Thanks for the post, Hugh! I had two thoughts after reading:
1. Given some of the innovative ways that craft brewers are taking on environmental impact in their supply processes, I agree that MillerCoors should be exploring how to integrate some of these practices. One thought was using the more premium craft brands in MillerCoors portfolio as a testing ground for new initiatives as these are likely brands with higher degrees of inelastic demand and, if the changes in processes are communicated to consumers, would likely be valued by the consumers who purchase these more premium craft products.
2. Another opportunity would be a partnership with farmers to decrease the amount of water used in crop irrigation. Through a combination of influence given MillerCoors’ scale and expertise, it’s likely that there are still opportunities to improve the efficiency of crop irrigation to continue to improve the water-to-beer ratio.
Thanks for the great post, Ari! As a former PepsiCo employee, I felt obliged to respond.

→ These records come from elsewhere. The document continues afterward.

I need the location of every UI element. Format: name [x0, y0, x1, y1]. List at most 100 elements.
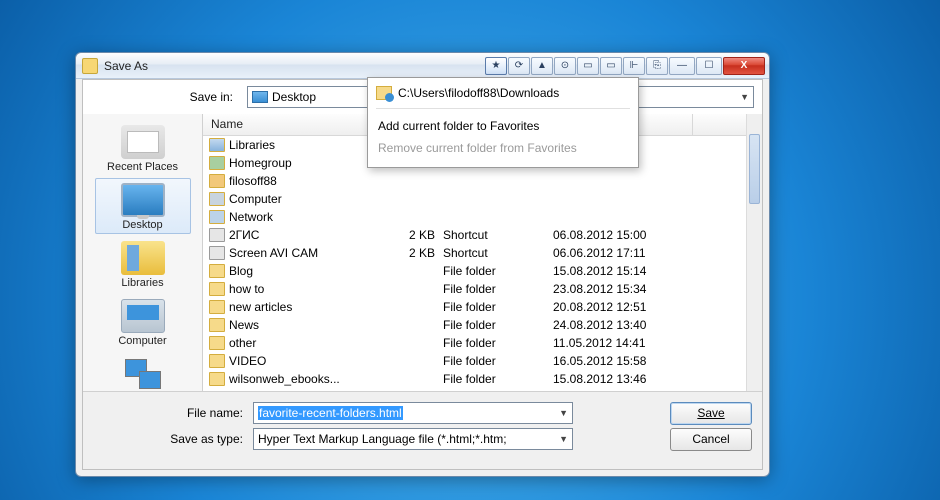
file-date: 23.08.2012 15:34: [553, 282, 693, 296]
file-icon: [209, 354, 225, 368]
file-name: News: [229, 318, 383, 332]
saveastype-combo[interactable]: Hyper Text Markup Language file (*.html;…: [253, 428, 573, 450]
file-icon: [209, 138, 225, 152]
toolbar-favorites-button[interactable]: ★: [485, 57, 507, 75]
scrollbar[interactable]: [746, 114, 762, 391]
favorites-recent-path: C:\Users\filodoff88\Downloads: [398, 86, 559, 100]
file-date: 24.08.2012 13:40: [553, 318, 693, 332]
save-in-value: Desktop: [272, 90, 316, 104]
app-icon: [82, 58, 98, 74]
chevron-down-icon: ▼: [740, 92, 749, 102]
file-name: Network: [229, 210, 383, 224]
col-name[interactable]: Name: [203, 114, 383, 135]
file-type: File folder: [443, 264, 553, 278]
file-name: Screen AVI CAM: [229, 246, 383, 260]
file-date: 11.05.2012 14:41: [553, 336, 693, 350]
file-name: Homegroup: [229, 156, 383, 170]
pi-net-icon: [121, 357, 165, 391]
pi-lib-icon: [121, 241, 165, 275]
cancel-button[interactable]: Cancel: [670, 428, 752, 451]
file-icon: [209, 246, 225, 260]
file-name: Libraries: [229, 138, 383, 152]
maximize-button[interactable]: ☐: [696, 57, 722, 75]
filename-label: File name:: [93, 406, 243, 420]
file-type: Shortcut: [443, 246, 553, 260]
save-in-label: Save in:: [91, 90, 241, 104]
file-name: new articles: [229, 300, 383, 314]
favorites-menu: C:\Users\filodoff88\Downloads Add curren…: [367, 77, 639, 168]
file-row[interactable]: 2ГИС2 KBShortcut06.08.2012 15:00: [203, 226, 762, 244]
file-date: 15.08.2012 13:46: [553, 372, 693, 386]
places-bar: Recent PlacesDesktopLibrariesComputerNet…: [83, 114, 203, 391]
file-size: 2 KB: [383, 246, 443, 260]
file-row[interactable]: Network: [203, 208, 762, 226]
toolbar-recent-button[interactable]: ⟳: [508, 57, 530, 75]
saveastype-value: Hyper Text Markup Language file (*.html;…: [258, 432, 507, 446]
pi-recent-icon: [121, 125, 165, 159]
minimize-button[interactable]: —: [669, 57, 695, 75]
file-row[interactable]: new articles File folder20.08.2012 12:51: [203, 298, 762, 316]
file-row[interactable]: Screen AVI CAM2 KBShortcut06.06.2012 17:…: [203, 244, 762, 262]
file-date: 16.05.2012 15:58: [553, 354, 693, 368]
toolbar-button-7[interactable]: ⊩: [623, 57, 645, 75]
file-row[interactable]: Computer: [203, 190, 762, 208]
save-button[interactable]: Save: [670, 402, 752, 425]
pi-desktop-icon: [121, 183, 165, 217]
file-name: how to: [229, 282, 383, 296]
file-icon: [209, 228, 225, 242]
place-desktop[interactable]: Desktop: [95, 178, 191, 234]
file-name: wilsonweb_ebooks...: [229, 372, 383, 386]
saveastype-label: Save as type:: [93, 432, 243, 446]
place-computer[interactable]: Computer: [95, 294, 191, 350]
close-button[interactable]: X: [723, 57, 765, 75]
toolbar-button-5[interactable]: ▭: [577, 57, 599, 75]
place-recent-places[interactable]: Recent Places: [95, 120, 191, 176]
toolbar-button-4[interactable]: ⊙: [554, 57, 576, 75]
chevron-down-icon[interactable]: ▼: [559, 434, 568, 444]
file-icon: [209, 210, 225, 224]
toolbar-button-6[interactable]: ▭: [600, 57, 622, 75]
toolbar-up-button[interactable]: ▲: [531, 57, 553, 75]
place-libraries[interactable]: Libraries: [95, 236, 191, 292]
file-row[interactable]: wilsonweb_ebooks... File folder15.08.2012…: [203, 370, 762, 388]
pi-comp-icon: [121, 299, 165, 333]
file-name: other: [229, 336, 383, 350]
file-icon: [209, 174, 225, 188]
file-type: File folder: [443, 372, 553, 386]
file-type: File folder: [443, 300, 553, 314]
place-label: Recent Places: [98, 161, 188, 173]
file-name: Blog: [229, 264, 383, 278]
file-type: File folder: [443, 354, 553, 368]
file-date: 15.08.2012 15:14: [553, 264, 693, 278]
file-name: 2ГИС: [229, 228, 383, 242]
chevron-down-icon[interactable]: ▼: [559, 408, 568, 418]
file-type: File folder: [443, 282, 553, 296]
file-type: File folder: [443, 318, 553, 332]
file-date: 20.08.2012 12:51: [553, 300, 693, 314]
bottom-panel: File name: favorite-recent-folders.html …: [83, 391, 762, 469]
dialog-title: Save As: [104, 59, 148, 73]
file-date: 06.06.2012 17:11: [553, 246, 693, 260]
place-label: Computer: [98, 335, 188, 347]
place-label: Desktop: [98, 219, 188, 231]
favorites-remove-item: Remove current folder from Favorites: [376, 137, 630, 159]
favorites-add-item[interactable]: Add current folder to Favorites: [376, 115, 630, 137]
file-icon: [209, 300, 225, 314]
toolbar-button-8[interactable]: ⎘: [646, 57, 668, 75]
file-type: File folder: [443, 336, 553, 350]
file-row[interactable]: how to File folder23.08.2012 15:34: [203, 280, 762, 298]
file-icon: [209, 282, 225, 296]
scrollbar-thumb[interactable]: [749, 134, 760, 204]
file-row[interactable]: other File folder11.05.2012 14:41: [203, 334, 762, 352]
file-icon: [209, 264, 225, 278]
file-row[interactable]: Blog File folder15.08.2012 15:14: [203, 262, 762, 280]
filename-field[interactable]: favorite-recent-folders.html ▼: [253, 402, 573, 424]
file-icon: [209, 156, 225, 170]
file-date: 06.08.2012 15:00: [553, 228, 693, 242]
titlebar[interactable]: Save As ★ ⟳ ▲ ⊙ ▭ ▭ ⊩ ⎘ — ☐ X: [76, 53, 769, 79]
file-row[interactable]: filosoff88: [203, 172, 762, 190]
filename-value: favorite-recent-folders.html: [258, 406, 403, 420]
file-row[interactable]: VIDEOFile folder16.05.2012 15:58: [203, 352, 762, 370]
favorites-recent-item[interactable]: C:\Users\filodoff88\Downloads: [376, 84, 630, 109]
file-row[interactable]: News File folder24.08.2012 13:40: [203, 316, 762, 334]
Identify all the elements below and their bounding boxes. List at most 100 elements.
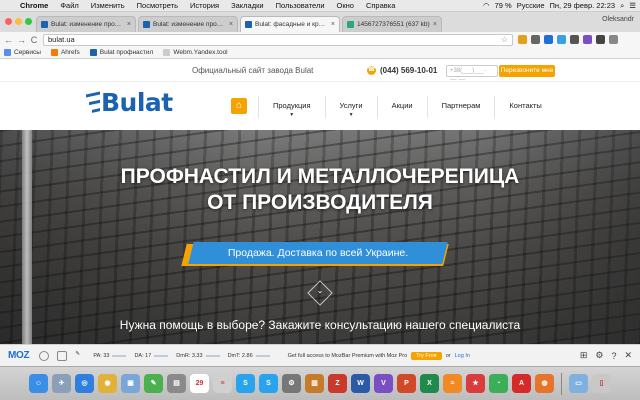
- dock-rss-icon[interactable]: ≈: [443, 374, 462, 393]
- tab-image[interactable]: 1456727376551 (637 kb) ×: [342, 16, 442, 32]
- nav-promotions[interactable]: Акции: [376, 96, 427, 118]
- tab-bulat-main[interactable]: Bulat: фасадные и кровельные ×: [240, 16, 340, 32]
- menu-help[interactable]: Справка: [360, 1, 401, 10]
- profile-name[interactable]: Oleksandr: [602, 16, 634, 23]
- consultation-text[interactable]: Нужна помощь в выборе? Закажите консульт…: [0, 318, 640, 332]
- tab-close-icon[interactable]: ×: [331, 21, 335, 28]
- notifications-icon[interactable]: ☰: [629, 1, 636, 10]
- battery-status[interactable]: 79 %: [495, 1, 512, 10]
- moz-layout-icon[interactable]: ⊞: [580, 350, 588, 361]
- bookmark-ahrefs[interactable]: Ahrefs: [50, 49, 80, 56]
- dock-separator: [561, 372, 562, 395]
- dock-maps-icon[interactable]: ◔: [489, 374, 508, 393]
- tab-bulat-edit-2[interactable]: Bulat: изменение продукта ×: [138, 16, 238, 32]
- menu-bookmarks[interactable]: Закладки: [225, 1, 269, 10]
- moz-right-controls: ⊞ ⚙ ? ✕: [580, 350, 640, 361]
- menu-file[interactable]: Файл: [54, 1, 84, 10]
- tab-bulat-edit-1[interactable]: Bulat: изменение продукта ×: [36, 16, 136, 32]
- input-language[interactable]: Русские: [517, 1, 545, 10]
- dock-firefox-icon[interactable]: ◍: [535, 374, 554, 393]
- moz-highlight-icon[interactable]: [57, 350, 68, 361]
- back-icon[interactable]: ←: [4, 35, 13, 45]
- bulat-logo[interactable]: Bulat: [86, 88, 173, 117]
- moz-logo[interactable]: MOZ: [8, 350, 30, 361]
- dock-finder-icon[interactable]: ☺: [29, 374, 48, 393]
- nav-contacts[interactable]: Контакты: [494, 96, 555, 118]
- extension-icon[interactable]: [518, 35, 527, 44]
- dock-wunderlist-icon[interactable]: ★: [466, 374, 485, 393]
- dock-photos-icon[interactable]: ▣: [121, 374, 140, 393]
- dock-system-prefs-icon[interactable]: ⚙: [282, 374, 301, 393]
- dock-excel-icon[interactable]: X: [420, 374, 439, 393]
- dock-powerpoint-icon[interactable]: P: [397, 374, 416, 393]
- search-icon[interactable]: ⌕: [620, 1, 624, 11]
- hero-title: ПРОФНАСТИЛ И МЕТАЛЛОЧЕРЕПИЦА ОТ ПРОИЗВОД…: [0, 164, 640, 216]
- close-window-icon[interactable]: [5, 18, 12, 25]
- camera-icon[interactable]: [531, 35, 540, 44]
- nav-products[interactable]: Продукция ▼: [258, 96, 325, 118]
- moz-settings-icon[interactable]: ⚙: [595, 350, 603, 361]
- tab-close-icon[interactable]: ×: [433, 21, 437, 28]
- screen: Chrome Файл Изменить Посмотреть История …: [0, 0, 640, 400]
- bookmark-services[interactable]: Сервисы: [4, 49, 41, 56]
- extension-icon[interactable]: [570, 35, 579, 44]
- nav-partners[interactable]: Партнерам: [426, 96, 495, 118]
- callback-phone-input[interactable]: +38(___)___-__-__: [446, 65, 498, 80]
- clock[interactable]: Пн, 29 февр. 22:23: [550, 1, 616, 10]
- menu-icon[interactable]: [609, 35, 618, 44]
- dock-notes-icon[interactable]: ▤: [167, 374, 186, 393]
- bookmark-webmaster[interactable]: Webm.Yandex.tool: [163, 49, 228, 56]
- moz-extension-icon[interactable]: [544, 35, 553, 44]
- nav-services[interactable]: Услуги ▼: [324, 96, 377, 118]
- bookmark-star-icon[interactable]: ☆: [501, 35, 508, 44]
- dock-word-icon[interactable]: W: [351, 374, 370, 393]
- dock-transmit-icon[interactable]: ▥: [305, 374, 324, 393]
- wifi-icon[interactable]: ◠: [483, 1, 490, 10]
- dock-downloads-icon[interactable]: ▭: [569, 374, 588, 393]
- menu-edit[interactable]: Изменить: [85, 1, 131, 10]
- dock-skype-icon[interactable]: S: [236, 374, 255, 393]
- menu-chrome[interactable]: Chrome: [14, 1, 54, 10]
- extension-icon[interactable]: [583, 35, 592, 44]
- dock-skype-2-icon[interactable]: S: [259, 374, 278, 393]
- favicon-icon: [245, 21, 252, 28]
- dock-launchpad-icon[interactable]: ✈: [52, 374, 71, 393]
- window-controls: [5, 18, 32, 25]
- home-icon[interactable]: ⌂: [231, 98, 247, 114]
- callback-button[interactable]: Перезвоните мне: [499, 65, 555, 77]
- extension-icon[interactable]: [557, 35, 566, 44]
- menu-window[interactable]: Окно: [331, 1, 360, 10]
- moz-edit-icon[interactable]: ✎: [75, 351, 85, 361]
- try-free-button[interactable]: Try Free: [411, 351, 442, 360]
- url-bar[interactable]: bulat.ua ☆: [43, 33, 513, 46]
- extension-icon[interactable]: [596, 35, 605, 44]
- url-text[interactable]: bulat.ua: [48, 35, 75, 44]
- reload-icon[interactable]: C: [30, 35, 38, 45]
- moz-help-icon[interactable]: ?: [611, 351, 616, 361]
- address-toolbar: ← → C bulat.ua ☆: [0, 32, 640, 47]
- tab-close-icon[interactable]: ×: [229, 21, 233, 28]
- moz-close-icon[interactable]: ✕: [624, 350, 632, 361]
- dock-filezilla-icon[interactable]: Z: [328, 374, 347, 393]
- phone-number[interactable]: (044) 569-10-01: [380, 66, 437, 75]
- dock-chrome-icon[interactable]: ◉: [98, 374, 117, 393]
- menu-users[interactable]: Пользователи: [270, 1, 331, 10]
- minimize-window-icon[interactable]: [15, 18, 22, 25]
- dock-calendar-icon[interactable]: 29: [190, 374, 209, 393]
- moz-search-icon[interactable]: [39, 350, 50, 361]
- tab-close-icon[interactable]: ×: [127, 21, 131, 28]
- metric-label: DmT: 2.86: [227, 352, 253, 359]
- zoom-window-icon[interactable]: [25, 18, 32, 25]
- main-nav: Продукция ▼ Услуги ▼ Акции Партнерам Конта…: [258, 96, 556, 118]
- dock-evernote-icon[interactable]: ✎: [144, 374, 163, 393]
- moz-login-link[interactable]: Log In: [455, 353, 470, 359]
- dock-acrobat-icon[interactable]: A: [512, 374, 531, 393]
- menu-view[interactable]: Посмотреть: [131, 1, 184, 10]
- forward-icon[interactable]: →: [17, 35, 26, 45]
- dock-trash-icon[interactable]: ▯: [592, 374, 611, 393]
- dock-reminders-icon[interactable]: ≡: [213, 374, 232, 393]
- bookmark-bulat[interactable]: Bulat профнастил: [89, 49, 153, 56]
- menu-history[interactable]: История: [184, 1, 225, 10]
- dock-viber-icon[interactable]: V: [374, 374, 393, 393]
- dock-safari-icon[interactable]: ◎: [75, 374, 94, 393]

Two thoughts that came to mind for me while reading:
1. Agree with many of the comments posted above on the challenges of a potential vertical integration. I’d imagine that the bottling partners likely have aligned long-term incentives with Coke, i.e. what’s good for Coke and helps to sell more bottles and cans is also good for them. If Coke can help to articulate the value Coke would provide to consumers by increasing its level of sustainability in production, and what impact that would have on sales, this could be an approach forward to push bottlers to change processes. Beyond this, focusing on the influence they have over bottlers to improve sustainability of operations feels like the right immediate step before moving to considering vertical integration.
2. An additional idea your post sparked for me is that Coke could leverage a campaign which has worked well for them, Share A Coke, and, as your title suggests, use this as a reason to engage with consumers in a sustainability conversation. If Coke credibly delivers on sustainability, Coke can encourage consumers to share how they’re helping to improve sustainability as Coke has done.